A sa sortie, en 1996, nous ne savions pas que ce petit OVNI qu'était "Mars Attacks" marquait plus ou moins la fin de la meilleure période créatrice de la carrière de Tim Burton. Nous avions été enthousiasmés par cet hilarant et terrible règlement de comptes avec la bêtise américaine, surtout lorsqu'elle se transforme en politique : pas si loin finalement du travail que Kubrick avait réalisé avec son génial "Docteur Folamour" (mais sans l'apocalypse finale, ou alors une pure apocalypse de l'intelligence...), ce film représentait l'antithèse "freaky" de l'épouvantable "Independance Day". Quelque part il nous laissait espérer que nous avions suffisamment d'amis américains intelligents et fans de "pulp fiction" pour que le monde ne sombre pas complètement !

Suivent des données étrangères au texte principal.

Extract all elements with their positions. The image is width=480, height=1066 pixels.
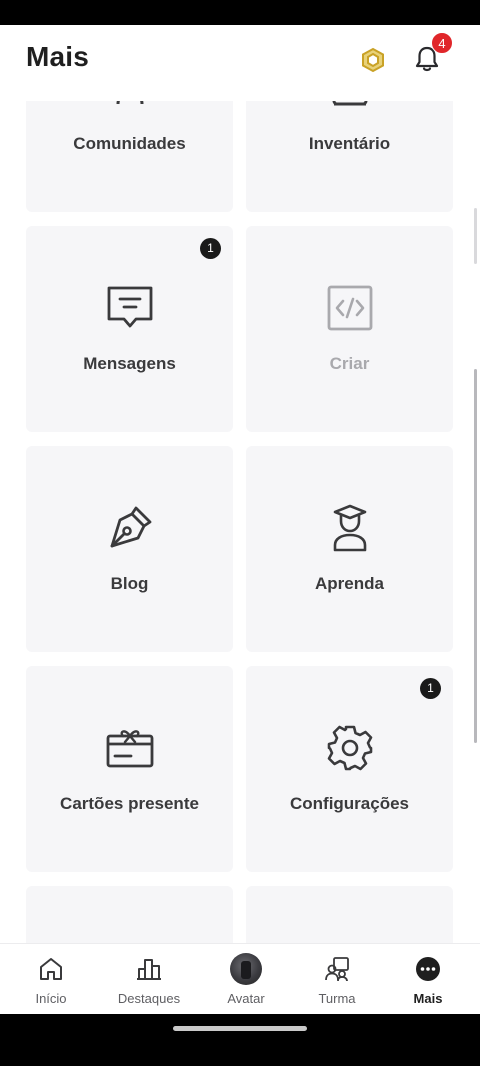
tile-inventory[interactable]: Inventário bbox=[246, 101, 453, 212]
scrollbar-thumb[interactable] bbox=[474, 369, 477, 743]
gear-icon bbox=[246, 724, 453, 772]
tab-label: Turma bbox=[318, 991, 356, 1006]
tab-label: Mais bbox=[413, 991, 443, 1006]
tab-friends[interactable]: Turma bbox=[292, 944, 382, 1014]
tile-label: Mensagens bbox=[83, 354, 176, 373]
tab-label: Destaques bbox=[117, 991, 181, 1006]
tile-label: Comunidades bbox=[73, 134, 186, 153]
tile-gift-cards[interactable]: Cartões presente bbox=[26, 666, 233, 872]
robux-hexagon-icon bbox=[362, 47, 384, 73]
tile-blog[interactable]: Blog bbox=[26, 446, 233, 652]
tab-highlights[interactable]: Destaques bbox=[104, 944, 194, 1014]
tile-settings[interactable]: 1 Configurações bbox=[246, 666, 453, 872]
chart-icon bbox=[104, 953, 194, 985]
settings-badge: 1 bbox=[420, 678, 441, 699]
app-screen: Mais 4 Comunidades Inventário 1 Mensagen… bbox=[0, 25, 480, 1014]
robux-button[interactable] bbox=[358, 45, 388, 75]
header: Mais 4 bbox=[0, 25, 480, 101]
tile-label: Cartões presente bbox=[60, 794, 199, 813]
messages-badge: 1 bbox=[200, 238, 221, 259]
tile-label: Blog bbox=[110, 574, 149, 593]
tile-learn[interactable]: Aprenda bbox=[246, 446, 453, 652]
tab-avatar[interactable]: Avatar bbox=[201, 944, 291, 1014]
tab-label: Início bbox=[35, 991, 67, 1006]
tile-label: Aprenda bbox=[315, 574, 384, 593]
tile-label: Criar bbox=[329, 354, 370, 373]
bottom-tab-bar: Início Destaques Avatar Turma Mais bbox=[0, 943, 480, 1014]
tile-messages[interactable]: 1 Mensagens bbox=[26, 226, 233, 432]
graduate-icon bbox=[246, 504, 453, 552]
scrollbar-track bbox=[474, 208, 477, 264]
home-indicator[interactable] bbox=[173, 1026, 307, 1031]
code-icon bbox=[246, 284, 453, 332]
status-bar bbox=[0, 0, 480, 25]
friends-icon bbox=[292, 953, 382, 985]
gift-card-icon bbox=[26, 724, 233, 772]
notification-badge: 4 bbox=[431, 32, 453, 54]
message-icon bbox=[26, 284, 233, 332]
tab-label: Avatar bbox=[227, 991, 265, 1006]
tile-create[interactable]: Criar bbox=[246, 226, 453, 432]
tile-partial[interactable] bbox=[246, 886, 453, 943]
tab-home[interactable]: Início bbox=[6, 944, 96, 1014]
tab-more[interactable]: Mais bbox=[383, 944, 473, 1014]
more-icon bbox=[383, 953, 473, 985]
avatar bbox=[230, 953, 262, 985]
tile-label: Inventário bbox=[308, 134, 391, 153]
page-title: Mais bbox=[26, 41, 90, 72]
inventory-icon bbox=[246, 101, 453, 112]
pen-icon bbox=[26, 504, 233, 552]
tile-label: Configurações bbox=[289, 794, 410, 813]
system-navigation-bar bbox=[0, 1014, 480, 1066]
tile-partial[interactable] bbox=[26, 886, 233, 943]
tile-communities[interactable]: Comunidades bbox=[26, 101, 233, 212]
more-menu-grid: Comunidades Inventário 1 Mensagens Criar… bbox=[0, 101, 480, 943]
avatar-icon bbox=[201, 953, 291, 985]
communities-icon bbox=[26, 101, 233, 112]
home-icon bbox=[6, 953, 96, 985]
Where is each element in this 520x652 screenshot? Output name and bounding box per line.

Grinçant, délirant, méchant et drôle, "Mars Attacks" était un bonheur visuel total pour les nostalgiques - comme Burton - d'une esthétique très fifties, habilement transposée avec brio de nos jours : les décors, les couleurs, les effets spéciaux, les costumes, tout participait à créer un tourbillon kitsch jubilatoire, que venaient régulièrement troubler des scènes cruelles assez électrifiantes (la violence, bien que répondant aux conventions outrancières de la Bande Dessinée, n'y étant jamais insignifiante...).
Mais "Mars Attacks" n'est pas non plus un film qui vieillit aussi bien qu'on l'aurait espéré, sans doute parce qu'il lui manque une certaine véracité humaine, une véritable émotion qui était pourtant toujours présente jusque là dans le cinéma de Tim Burton : entre une famille white trash haïssable et des politiciens abrutis, en passant par des arrivistes obsédés par la réussite financière, le portrait à charge des Etats-Unis était sans doute par trop simpliste, et il est impossible de s'attacher à aucun des pantins qui s'agitent sur l'écran (même si Burton a clairement essayé de créer ce lien d'affection avec la famille black...). Bref, entre caricature un peu grossière et jeu de massacre (auquel le spectateur adhère bien entendu), "Mars Attacks" propose certes beaucoup de plaisir régressif mais assez peu de Cinéma.